I read the entire post and the 10 lies are exposed to 'just logic', history, and actual definitions. I have seen all these lies, I am a super competent employee. I am not a puncher. I refuse to work in a position I can screw up, I refuse to be the only competent person in a office of screw ups. I see the problem people in corporate America and i call these "pack of dogs", the incompetent, belligerent survivalists: They enter the workplace willing to do anything to avoid problems, and cover up mistakes. This is horrible variable in a "go Team" environment-- Where work 6 months from now, would rely on admitting a serious mistake. Then time is had to set up blame, defect distance, and otherwise hanging out the super competent underling out to dry. For Two reason alone, they are unliked and a threat. They use e-mail like a survival knife to twist truth like fox news, to gather data and poison the "well" of the company and to attack and eat the evidence.
All i can say-- Good luck, to corporate America, is cannibalizing it self, and its carnage is creating poverty. it's too large to manage, And has drawn the eye of a government that it paid to change the laws, these changes, to cut programs to justify massive millionaire tax cuts... they accuse the people of not being able to manage there own house and call it wasteful, as there Corporate houses are falling apart. Socializing debt they create and holding the profits and transferring benefits over seas. If they want to be Communist they don't have to hide the second step in company confidentiality clauses.

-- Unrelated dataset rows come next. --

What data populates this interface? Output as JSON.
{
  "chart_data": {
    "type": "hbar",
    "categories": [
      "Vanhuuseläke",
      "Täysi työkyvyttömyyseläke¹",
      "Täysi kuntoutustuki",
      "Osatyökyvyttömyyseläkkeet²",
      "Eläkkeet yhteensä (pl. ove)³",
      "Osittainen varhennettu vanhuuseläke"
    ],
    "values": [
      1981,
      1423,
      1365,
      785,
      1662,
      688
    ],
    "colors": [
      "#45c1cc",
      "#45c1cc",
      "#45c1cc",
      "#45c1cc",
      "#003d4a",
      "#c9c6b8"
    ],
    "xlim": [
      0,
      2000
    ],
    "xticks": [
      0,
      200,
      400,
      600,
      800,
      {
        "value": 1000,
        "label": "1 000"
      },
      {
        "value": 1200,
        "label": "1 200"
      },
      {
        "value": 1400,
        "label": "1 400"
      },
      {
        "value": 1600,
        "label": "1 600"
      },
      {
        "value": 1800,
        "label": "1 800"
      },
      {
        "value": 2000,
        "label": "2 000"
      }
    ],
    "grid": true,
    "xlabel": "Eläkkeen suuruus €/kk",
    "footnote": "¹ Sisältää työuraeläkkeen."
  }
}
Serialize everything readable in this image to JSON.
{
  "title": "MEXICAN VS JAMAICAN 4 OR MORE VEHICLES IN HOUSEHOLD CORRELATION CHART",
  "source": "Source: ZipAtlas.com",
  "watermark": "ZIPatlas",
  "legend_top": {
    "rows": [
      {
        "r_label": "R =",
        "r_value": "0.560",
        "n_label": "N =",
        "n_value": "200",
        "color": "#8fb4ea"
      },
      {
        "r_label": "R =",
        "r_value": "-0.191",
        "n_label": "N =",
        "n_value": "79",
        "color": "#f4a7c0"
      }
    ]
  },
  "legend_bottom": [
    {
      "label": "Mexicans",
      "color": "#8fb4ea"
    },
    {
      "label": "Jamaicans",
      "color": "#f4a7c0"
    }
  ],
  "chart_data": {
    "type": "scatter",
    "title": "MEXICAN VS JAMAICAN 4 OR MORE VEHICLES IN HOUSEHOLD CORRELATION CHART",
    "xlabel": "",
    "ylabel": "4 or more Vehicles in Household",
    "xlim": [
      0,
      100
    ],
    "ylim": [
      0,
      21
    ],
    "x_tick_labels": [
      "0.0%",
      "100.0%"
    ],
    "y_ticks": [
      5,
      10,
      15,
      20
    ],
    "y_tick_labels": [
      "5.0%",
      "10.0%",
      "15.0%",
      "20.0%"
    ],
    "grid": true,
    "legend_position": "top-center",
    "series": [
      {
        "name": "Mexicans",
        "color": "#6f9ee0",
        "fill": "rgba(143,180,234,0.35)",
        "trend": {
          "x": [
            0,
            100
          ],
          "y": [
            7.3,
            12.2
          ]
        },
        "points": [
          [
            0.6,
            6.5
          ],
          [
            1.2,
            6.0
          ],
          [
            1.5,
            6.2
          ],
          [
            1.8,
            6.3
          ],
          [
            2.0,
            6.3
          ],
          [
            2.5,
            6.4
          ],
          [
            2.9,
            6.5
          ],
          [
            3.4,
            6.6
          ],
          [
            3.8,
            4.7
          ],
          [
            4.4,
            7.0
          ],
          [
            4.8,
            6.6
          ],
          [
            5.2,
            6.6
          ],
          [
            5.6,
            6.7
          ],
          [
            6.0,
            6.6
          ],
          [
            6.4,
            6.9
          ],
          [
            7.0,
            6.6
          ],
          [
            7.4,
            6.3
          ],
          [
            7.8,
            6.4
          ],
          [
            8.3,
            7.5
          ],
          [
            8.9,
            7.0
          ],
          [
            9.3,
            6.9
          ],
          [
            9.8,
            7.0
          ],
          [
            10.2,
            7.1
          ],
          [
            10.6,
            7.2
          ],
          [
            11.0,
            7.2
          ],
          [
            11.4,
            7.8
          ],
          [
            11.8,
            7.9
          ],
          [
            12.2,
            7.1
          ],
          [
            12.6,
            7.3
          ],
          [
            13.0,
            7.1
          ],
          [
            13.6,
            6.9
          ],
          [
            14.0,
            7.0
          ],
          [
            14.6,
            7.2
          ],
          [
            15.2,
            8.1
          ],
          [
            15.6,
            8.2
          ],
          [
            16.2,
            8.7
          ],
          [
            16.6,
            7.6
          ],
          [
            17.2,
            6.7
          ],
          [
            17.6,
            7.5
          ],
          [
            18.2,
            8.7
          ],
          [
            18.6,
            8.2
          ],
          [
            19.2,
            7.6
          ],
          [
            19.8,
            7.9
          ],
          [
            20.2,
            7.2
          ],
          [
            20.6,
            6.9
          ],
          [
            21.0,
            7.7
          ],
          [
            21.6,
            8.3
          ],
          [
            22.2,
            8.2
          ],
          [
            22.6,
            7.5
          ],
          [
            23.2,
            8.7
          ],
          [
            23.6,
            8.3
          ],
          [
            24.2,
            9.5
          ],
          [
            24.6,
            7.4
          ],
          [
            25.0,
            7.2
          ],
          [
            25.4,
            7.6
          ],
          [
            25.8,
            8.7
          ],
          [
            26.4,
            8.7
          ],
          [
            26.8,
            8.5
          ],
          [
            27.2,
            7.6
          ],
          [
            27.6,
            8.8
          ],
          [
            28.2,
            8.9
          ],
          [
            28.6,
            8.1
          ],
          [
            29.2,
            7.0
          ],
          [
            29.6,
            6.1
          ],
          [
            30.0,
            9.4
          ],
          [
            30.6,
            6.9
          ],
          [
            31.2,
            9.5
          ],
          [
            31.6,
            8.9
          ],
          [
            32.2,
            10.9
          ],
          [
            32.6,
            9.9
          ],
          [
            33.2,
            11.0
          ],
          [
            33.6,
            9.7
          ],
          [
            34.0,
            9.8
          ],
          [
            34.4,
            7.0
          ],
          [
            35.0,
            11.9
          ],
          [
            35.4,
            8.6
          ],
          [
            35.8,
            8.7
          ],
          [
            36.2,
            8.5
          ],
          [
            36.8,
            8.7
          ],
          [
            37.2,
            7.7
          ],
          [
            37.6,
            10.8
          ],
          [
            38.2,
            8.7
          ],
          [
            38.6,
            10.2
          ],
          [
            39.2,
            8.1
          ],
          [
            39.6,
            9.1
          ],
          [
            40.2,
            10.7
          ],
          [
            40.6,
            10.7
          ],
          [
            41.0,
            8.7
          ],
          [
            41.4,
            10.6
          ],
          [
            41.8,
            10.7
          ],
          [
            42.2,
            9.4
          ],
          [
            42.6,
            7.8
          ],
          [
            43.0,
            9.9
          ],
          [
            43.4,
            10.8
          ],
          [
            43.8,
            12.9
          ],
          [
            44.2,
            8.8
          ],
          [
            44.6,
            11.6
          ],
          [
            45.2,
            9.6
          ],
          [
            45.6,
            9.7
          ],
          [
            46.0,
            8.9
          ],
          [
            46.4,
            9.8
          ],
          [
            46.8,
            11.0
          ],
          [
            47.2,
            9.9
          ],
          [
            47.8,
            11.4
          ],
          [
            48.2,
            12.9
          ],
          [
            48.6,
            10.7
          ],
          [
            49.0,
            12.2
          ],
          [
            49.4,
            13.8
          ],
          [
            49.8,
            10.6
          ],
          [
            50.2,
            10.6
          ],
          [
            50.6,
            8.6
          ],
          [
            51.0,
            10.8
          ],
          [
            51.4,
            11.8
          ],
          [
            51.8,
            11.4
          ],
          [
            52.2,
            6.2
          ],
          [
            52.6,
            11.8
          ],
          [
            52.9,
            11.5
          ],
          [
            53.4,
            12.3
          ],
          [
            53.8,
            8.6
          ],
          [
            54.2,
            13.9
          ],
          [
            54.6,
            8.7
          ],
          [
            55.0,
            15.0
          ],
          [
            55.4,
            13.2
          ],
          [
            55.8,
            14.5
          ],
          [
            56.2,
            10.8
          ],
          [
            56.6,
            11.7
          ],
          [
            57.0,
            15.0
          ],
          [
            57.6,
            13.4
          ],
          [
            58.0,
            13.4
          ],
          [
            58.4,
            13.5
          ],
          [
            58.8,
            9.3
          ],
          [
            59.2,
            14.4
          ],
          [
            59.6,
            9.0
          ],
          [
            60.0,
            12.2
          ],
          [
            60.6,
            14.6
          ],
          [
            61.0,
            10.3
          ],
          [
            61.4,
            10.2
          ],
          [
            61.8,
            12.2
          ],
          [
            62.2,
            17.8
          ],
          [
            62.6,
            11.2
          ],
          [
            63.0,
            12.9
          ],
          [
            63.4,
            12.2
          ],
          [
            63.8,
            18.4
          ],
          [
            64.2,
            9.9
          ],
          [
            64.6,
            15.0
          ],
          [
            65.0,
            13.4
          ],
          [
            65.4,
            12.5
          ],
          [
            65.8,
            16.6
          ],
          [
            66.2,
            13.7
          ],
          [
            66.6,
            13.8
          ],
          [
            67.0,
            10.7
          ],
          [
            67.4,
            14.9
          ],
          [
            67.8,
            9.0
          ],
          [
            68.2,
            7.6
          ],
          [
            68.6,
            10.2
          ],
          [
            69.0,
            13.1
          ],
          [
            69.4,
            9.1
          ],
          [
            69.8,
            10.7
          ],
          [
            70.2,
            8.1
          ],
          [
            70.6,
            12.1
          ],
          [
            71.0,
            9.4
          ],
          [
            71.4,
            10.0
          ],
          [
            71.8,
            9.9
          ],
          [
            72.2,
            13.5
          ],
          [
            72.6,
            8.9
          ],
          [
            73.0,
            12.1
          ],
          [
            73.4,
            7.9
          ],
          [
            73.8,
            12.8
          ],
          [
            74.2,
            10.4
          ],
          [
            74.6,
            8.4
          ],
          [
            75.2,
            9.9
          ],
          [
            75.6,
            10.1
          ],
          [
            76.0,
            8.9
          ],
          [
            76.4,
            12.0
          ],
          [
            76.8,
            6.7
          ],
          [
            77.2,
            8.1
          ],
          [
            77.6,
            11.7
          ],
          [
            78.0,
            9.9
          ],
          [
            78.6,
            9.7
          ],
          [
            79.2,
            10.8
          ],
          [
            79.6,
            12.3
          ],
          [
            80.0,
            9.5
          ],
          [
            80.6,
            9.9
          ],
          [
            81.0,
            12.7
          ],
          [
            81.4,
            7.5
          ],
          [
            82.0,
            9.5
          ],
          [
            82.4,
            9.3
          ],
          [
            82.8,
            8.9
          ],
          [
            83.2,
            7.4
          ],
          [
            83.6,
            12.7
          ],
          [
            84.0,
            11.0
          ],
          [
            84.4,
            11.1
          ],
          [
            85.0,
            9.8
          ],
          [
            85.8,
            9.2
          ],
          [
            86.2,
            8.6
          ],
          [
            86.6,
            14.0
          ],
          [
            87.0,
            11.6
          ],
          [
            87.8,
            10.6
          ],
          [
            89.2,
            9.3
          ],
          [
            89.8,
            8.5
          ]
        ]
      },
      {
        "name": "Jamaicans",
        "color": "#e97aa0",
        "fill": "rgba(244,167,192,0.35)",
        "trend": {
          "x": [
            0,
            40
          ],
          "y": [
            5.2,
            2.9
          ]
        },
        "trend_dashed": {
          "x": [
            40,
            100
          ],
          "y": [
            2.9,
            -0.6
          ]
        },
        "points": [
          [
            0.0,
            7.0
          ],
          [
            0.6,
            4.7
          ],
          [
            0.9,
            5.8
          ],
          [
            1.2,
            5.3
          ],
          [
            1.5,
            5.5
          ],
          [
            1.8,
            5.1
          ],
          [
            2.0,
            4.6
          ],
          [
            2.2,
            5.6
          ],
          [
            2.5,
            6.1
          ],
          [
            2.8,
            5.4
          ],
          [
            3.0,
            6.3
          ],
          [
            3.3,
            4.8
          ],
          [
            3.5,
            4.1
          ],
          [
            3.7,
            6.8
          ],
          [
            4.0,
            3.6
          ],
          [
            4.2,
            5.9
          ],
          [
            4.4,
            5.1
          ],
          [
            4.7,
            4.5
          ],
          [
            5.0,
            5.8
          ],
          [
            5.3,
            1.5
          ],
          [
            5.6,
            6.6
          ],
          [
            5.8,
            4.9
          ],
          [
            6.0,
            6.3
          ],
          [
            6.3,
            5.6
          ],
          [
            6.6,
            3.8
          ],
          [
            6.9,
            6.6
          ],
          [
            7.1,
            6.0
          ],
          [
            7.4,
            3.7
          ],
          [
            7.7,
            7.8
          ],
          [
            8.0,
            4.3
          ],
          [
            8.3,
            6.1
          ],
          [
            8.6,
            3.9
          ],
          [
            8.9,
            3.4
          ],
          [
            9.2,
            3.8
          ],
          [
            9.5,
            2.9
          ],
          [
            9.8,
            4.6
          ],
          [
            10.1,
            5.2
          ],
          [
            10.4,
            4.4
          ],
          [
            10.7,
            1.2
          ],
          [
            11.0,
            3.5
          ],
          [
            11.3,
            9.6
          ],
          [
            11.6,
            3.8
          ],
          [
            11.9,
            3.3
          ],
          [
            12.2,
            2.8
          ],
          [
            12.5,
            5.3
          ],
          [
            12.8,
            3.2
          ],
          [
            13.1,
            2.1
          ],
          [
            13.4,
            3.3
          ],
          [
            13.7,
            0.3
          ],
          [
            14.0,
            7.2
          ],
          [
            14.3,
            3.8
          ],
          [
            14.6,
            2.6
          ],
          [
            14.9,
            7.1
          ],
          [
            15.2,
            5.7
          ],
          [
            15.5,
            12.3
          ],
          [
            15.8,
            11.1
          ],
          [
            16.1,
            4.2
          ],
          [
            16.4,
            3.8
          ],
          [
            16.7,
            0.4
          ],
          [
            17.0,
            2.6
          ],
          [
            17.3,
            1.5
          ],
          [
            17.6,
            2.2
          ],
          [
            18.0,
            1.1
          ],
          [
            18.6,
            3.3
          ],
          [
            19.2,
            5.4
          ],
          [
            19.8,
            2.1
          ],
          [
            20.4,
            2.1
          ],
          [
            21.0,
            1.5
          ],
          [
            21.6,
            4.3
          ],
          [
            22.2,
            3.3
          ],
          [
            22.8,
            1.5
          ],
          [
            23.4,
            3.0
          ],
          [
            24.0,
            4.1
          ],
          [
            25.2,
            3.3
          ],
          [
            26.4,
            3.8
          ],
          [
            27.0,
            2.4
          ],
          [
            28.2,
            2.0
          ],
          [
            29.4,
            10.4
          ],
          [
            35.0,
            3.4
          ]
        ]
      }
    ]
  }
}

The Culture of conformity or ruin needs a social safety net so nothing degenerates. Not punishment (like prison)-- condemnation that is economic that is oppression, that is segregation, that is boycotting citizens because they did not break to its ideology. That is running them out of there neighborhoods. Taking grandma's house the last bit of wealth a family had left.
Taking all there money, but refusing to hire them back knowing full well your corporation holds the 10 blocks with the bank.
This ticks me off *plays harmonica* listens to steel Guitar*

I say this rambling bit with all the love and wisdom in my heart.